Quantum Gradient Class Activation Map for Model Interpretability
Hsin-Yi Lin, Huan-Hsin Tseng, Samuel Yen-Chi Chen, Shinjae Yoo
TL;DR
This work addresses interpretability in quantum machine learning by introducing QGrad-CAM, a framework that uses a Variational Quantum Circuit to assign importance to CNN activation maps through gradient-based localization. It derives an explicit activation-map weighting formula $w_k^{\ell} = \frac{1}{WH}\sum_{i,j} \frac{\partial f^{\ell}(A_{ij}^k)}{\partial A_{ij}^k}$ and outlines its derivation via density-matrix expansion and Lie brackets, enabling Grad-CAM-style explanations for quantum components. The method is validated on image datasets (MNIST, Dogs vs Cats) and a speech corpus (TIMIT), producing class-specific localization maps and, in speech, revealing when the model attends to background regions to detect noise. The results suggest that quantum-classical hybrids can offer transparent, computable explanations and motivate future work on leveraging quantum techniques for interpretability.
Abstract
Quantum machine learning (QML) has recently made significant advancements in various topics.
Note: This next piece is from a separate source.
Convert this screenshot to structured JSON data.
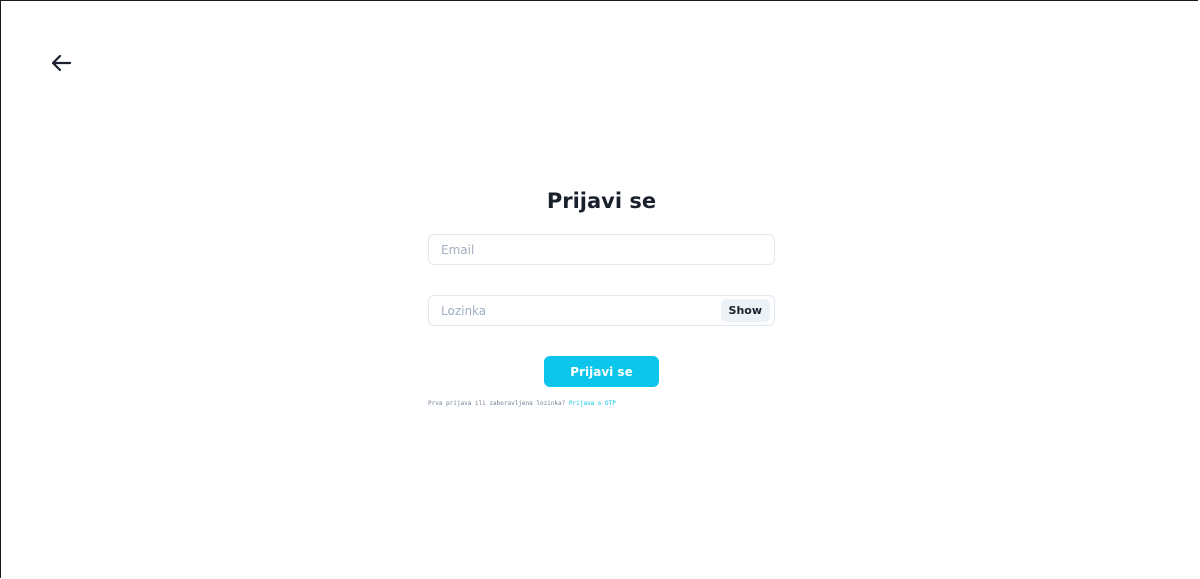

Despite the successes, the safety and interpretability of QML applications have not been thoroughly investigated. This work proposes using Variational Quantum Circuits (VQCs) for activation mapping to enhance model transparency, introducing the Quantum Gradient Class Activation Map (QGrad-CAM). This hybrid quantum-classical computing framework leverages both quantum and classical strengths and gives access to the derivation of an explicit formula of feature map importance. Experimental results demonstrate significant, fine-grained, class-discriminative visual explanations generated across both image and speech datasets.